Tinggal Finishing, DBMSDA Kota Bekasi Optimis Proyek Jembatan Kemang Pratama Segera Rampung

- Jurnalis

Jumat, 17 Juli 2026 - 07:35 WIB

facebook twitter whatsapp telegram line copy

URL berhasil dicopy

facebook icon twitter icon whatsapp icon telegram icon line icon copy

URL berhasil dicopy

Alat berat jenis ekskavator dan compactor terus beroperasi mengebut proyek pembangunan ulang Jembatan Kemang Pratama di Kecamatan Bekasi Selatan, Kota Bekasi. Pengerjaan fisik oleh Kementerian PUPR kini telah mencapai 92,91 persen per akhir Mei dan ditargetkan beroperasi penuh melayani warga pada Agustus 2026. (Foto: RakyatBekasi/Istimewa)

Alat berat jenis ekskavator dan compactor terus beroperasi mengebut proyek pembangunan ulang Jembatan Kemang Pratama di Kecamatan Bekasi Selatan, Kota Bekasi. Pengerjaan fisik oleh Kementerian PUPR kini telah mencapai 92,91 persen per akhir Mei dan ditargetkan beroperasi penuh melayani warga pada Agustus 2026. (Foto: RakyatBekasi/Istimewa)

  • Target Selesai: Proyek Jembatan Kemang Pratama ditargetkan beroperasi penuh pada bulan Agustus 2026.
  • Pembagian Tugas: Kementerian PUPR membangun fisik jembatan, sementara Pemkot Bekasi fokus pada pelebaran akses jalan.
  • Spesifikasi: Menggunakan struktur steel box girder sepanjang 78 meter dan lebar 7 meter.
  • Latar Belakang: Jembatan ini dibangun ulang pasca hancur akibat terjangan banjir besar pada Maret 2025.

Dinas Bina Marga dan Sumber Daya Air (DBMSDA) Kota Bekasi memastikan progres perbaikan Jembatan Kemang Pratama di Kecamatan Bekasi Selatan kini telah memasuki tahap akhir penyelesaian.

Pembangunan infrastruktur vital yang sempat hancur diterjang banjir besar pada Maret 2025 lalu ini ditargetkan rampung sepenuhnya pada bulan Agustus 2026 mendatang.

​Kapan Jembatan Kemang Pratama Selesai Dibangun?

​Kepala DBMSDA Kota Bekasi, Idi Sutanto, menegaskan bahwa perbaikan Jembatan Kemang Pratama berjalan sesuai jadwal dan diyakini tuntas pada Agustus 2026. Saat ini, fokus pengerjaan telah beralih pada tahap finishing dan penyelesaian jalan penghubung (oprit).

ADVERTISEMENT

ads

SCROLL TO RESUME CONTENT

​”Karena kemarin kita masih optimis penyelesaian jembatannya itu Agustus bisa. Karena, kan secara progres pengerjaan tinggal di Jalan Pendekatnya aja. Baik, disisi kiri dan kanan kita idealis kan sekalian ke jalan pendekatnya,” kata Idi Sutanto kepada Jurnalis RakyatBekasi.Com, Jumat (17/07/2026).

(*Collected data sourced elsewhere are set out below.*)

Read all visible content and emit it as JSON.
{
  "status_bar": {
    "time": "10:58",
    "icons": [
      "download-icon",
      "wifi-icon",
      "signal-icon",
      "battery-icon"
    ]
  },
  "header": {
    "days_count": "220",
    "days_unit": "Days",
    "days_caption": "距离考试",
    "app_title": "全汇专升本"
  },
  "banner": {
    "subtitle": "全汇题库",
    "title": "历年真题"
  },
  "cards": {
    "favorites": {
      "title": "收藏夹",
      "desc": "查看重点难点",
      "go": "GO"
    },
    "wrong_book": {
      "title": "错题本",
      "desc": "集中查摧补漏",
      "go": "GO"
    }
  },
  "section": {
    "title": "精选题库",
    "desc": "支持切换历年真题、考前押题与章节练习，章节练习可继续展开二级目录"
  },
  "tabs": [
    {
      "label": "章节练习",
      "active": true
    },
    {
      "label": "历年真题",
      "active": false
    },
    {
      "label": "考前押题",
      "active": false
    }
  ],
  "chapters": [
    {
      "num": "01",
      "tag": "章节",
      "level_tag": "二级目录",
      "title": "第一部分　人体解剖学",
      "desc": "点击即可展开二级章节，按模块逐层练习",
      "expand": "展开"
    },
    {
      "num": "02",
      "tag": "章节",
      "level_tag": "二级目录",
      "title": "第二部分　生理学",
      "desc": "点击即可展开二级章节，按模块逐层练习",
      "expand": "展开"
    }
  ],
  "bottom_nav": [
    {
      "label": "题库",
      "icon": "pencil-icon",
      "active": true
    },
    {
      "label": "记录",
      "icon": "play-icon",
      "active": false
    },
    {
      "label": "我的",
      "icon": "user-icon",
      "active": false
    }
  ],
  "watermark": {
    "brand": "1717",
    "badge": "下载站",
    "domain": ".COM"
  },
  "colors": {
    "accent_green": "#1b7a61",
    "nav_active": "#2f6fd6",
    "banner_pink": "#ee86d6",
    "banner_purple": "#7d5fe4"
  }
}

​Idi menambahkan, proses perakitan komponen konstruksi (erection) utama yang dilakukan oleh Tim Kementerian PUPR sudah hampir paripurna. Tahap ini menjadi lompatan signifikan setelah jembatan lama dibongkar total.

​Apa Peran Pemkot Bekasi dalam Pembangunan Jembatan Ini?

​Pembangunan fisik jembatan utama sepenuhnya menjadi tanggung jawab Pemerintah Pusat melalui Balai Besar Pelaksanaan Jalan Nasional (BBPJN) DKI Jakarta-Jawa Barat.

Sementara itu, Pemkot Bekasi mengambil peran vital dalam penyesuaian mobilitas warga dan infrastruktur pendukung di sekitar lokasi.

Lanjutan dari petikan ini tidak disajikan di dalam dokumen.